In the eastern Mediterranean, sometime around 3rd century BC an extraordinary system appeared that became known as a “teaching of Hermes”, and eventually as astrology. The underlying idea was that the placement of the stars at a given time for a given place, provide a living image and a map, that reflects the workings of the cosmic soul. By studying such maps, one could draw analogies and reach conclusions about various aspects of the physical world, be it tangible like agriculture or intangible like human affairs.

Stemming from the cosmological model described in the platonic dialogue Timaeus, and incorporating the concept and ideas of Numbers in the pythagorean sense, this type of astrology spread in the next centuries from Athens and Alexandria, to Rome and Antioch, and as far as Persepolis. Its practice was further aided by a parallel technological invention, a kind of gear-wheeled devices that calculated anything from accurate planetary positions and eclipses, to calendars and feasts. Since about 3rd century BC to 7th century AD, the ‘first thousand years of astrology’, complete with its manuscripts and devices, only begun to be learned as recently as two decades ago.

I was one of those researchers, back in early 00s, who engaged in studying and recovering the genuine astrology of antiquity, known as Hellenistic astrology today. My other occupation, web design, happened to bring me to meet Monica Javanainen and the great team at JCO, where I currently work as a trainee.

So when the updated version of the JCO website was finished and was about to be launched, the idea of timing naturally came up. After examining different hours and sky charts, within a short time range, favourable conditions were located and the relevant screenshot was provided.

It was a pleasant surprise. No one had seen this type of astrology yet. And so it happened that the JCO new website sailed off to the internet sea under the auspicious winds of the stars.
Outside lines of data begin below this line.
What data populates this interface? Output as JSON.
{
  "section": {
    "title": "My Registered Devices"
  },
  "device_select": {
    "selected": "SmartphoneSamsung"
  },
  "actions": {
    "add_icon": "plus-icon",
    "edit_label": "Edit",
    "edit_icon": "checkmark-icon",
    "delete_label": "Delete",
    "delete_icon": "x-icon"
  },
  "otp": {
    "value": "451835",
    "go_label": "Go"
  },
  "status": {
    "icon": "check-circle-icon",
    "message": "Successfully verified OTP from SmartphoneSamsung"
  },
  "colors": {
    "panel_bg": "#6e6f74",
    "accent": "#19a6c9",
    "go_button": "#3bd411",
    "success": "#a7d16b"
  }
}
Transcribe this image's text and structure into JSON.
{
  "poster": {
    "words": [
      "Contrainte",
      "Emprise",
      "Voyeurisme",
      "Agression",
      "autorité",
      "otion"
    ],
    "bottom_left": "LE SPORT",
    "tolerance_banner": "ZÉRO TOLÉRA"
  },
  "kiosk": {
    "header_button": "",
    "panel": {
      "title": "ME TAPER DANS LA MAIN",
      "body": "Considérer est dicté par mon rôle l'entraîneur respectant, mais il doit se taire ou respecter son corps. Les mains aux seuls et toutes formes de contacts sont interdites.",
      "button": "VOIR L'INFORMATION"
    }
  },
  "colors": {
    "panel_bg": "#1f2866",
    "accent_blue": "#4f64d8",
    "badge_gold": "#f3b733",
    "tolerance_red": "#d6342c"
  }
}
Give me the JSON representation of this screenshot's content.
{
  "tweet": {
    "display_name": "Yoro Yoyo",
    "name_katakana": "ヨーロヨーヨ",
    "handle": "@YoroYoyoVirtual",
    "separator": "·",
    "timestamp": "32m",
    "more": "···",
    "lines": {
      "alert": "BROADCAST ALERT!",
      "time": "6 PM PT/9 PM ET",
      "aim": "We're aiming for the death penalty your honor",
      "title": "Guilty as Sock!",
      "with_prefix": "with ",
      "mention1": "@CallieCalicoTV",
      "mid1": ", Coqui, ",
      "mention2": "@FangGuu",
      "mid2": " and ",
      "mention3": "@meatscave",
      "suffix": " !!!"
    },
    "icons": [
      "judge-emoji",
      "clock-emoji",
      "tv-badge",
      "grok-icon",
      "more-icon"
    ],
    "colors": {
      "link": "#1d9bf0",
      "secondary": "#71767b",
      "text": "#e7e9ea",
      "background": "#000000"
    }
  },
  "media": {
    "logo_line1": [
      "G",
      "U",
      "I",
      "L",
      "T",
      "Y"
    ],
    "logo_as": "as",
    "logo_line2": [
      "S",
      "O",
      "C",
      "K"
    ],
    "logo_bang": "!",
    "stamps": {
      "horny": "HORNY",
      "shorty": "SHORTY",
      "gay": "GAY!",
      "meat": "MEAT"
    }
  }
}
Identifying and choosing fortunate times had been a favourite task for the astrologers of antiquity, one that was well sought-after. From the right time to marry or travel, to the right time of founding a city building or having an official ceremony, the importance of time was highly valued be all, be it the ordinary people or those prominent individuals, who held in their hands the fates of many, such as the Roman emperors.

In the busyness of contemporary life, where we hurry to appointments and events or launch our important endeavours at a randomly picked time, we are often too absorbed to notice the absence of this important element, the choice of the right time.

This is not to say that all success depends solely on timing. There is no replacement for common sense planning, careful work, and a clear course. Fortune helps, when all other details have been taken care of.

Can Hellenistic astrology provide indications we can trust, for timing some of our important actions? After all these years of experience I’m inclined to give a positive answer. Yet I feel that the exploration of this elaborate and beautiful philosophical system has only just begun. Welcome aboard.

The author, Hekate, has been a prominent researcher of Hellenistic astrology for many years, with several articles, books, and select tv appearances under her belt. She is of the founding members of the Astrologicon school (established since 2001), an educational project dedicated to providing resources for both professionals and students of astrology in Greece.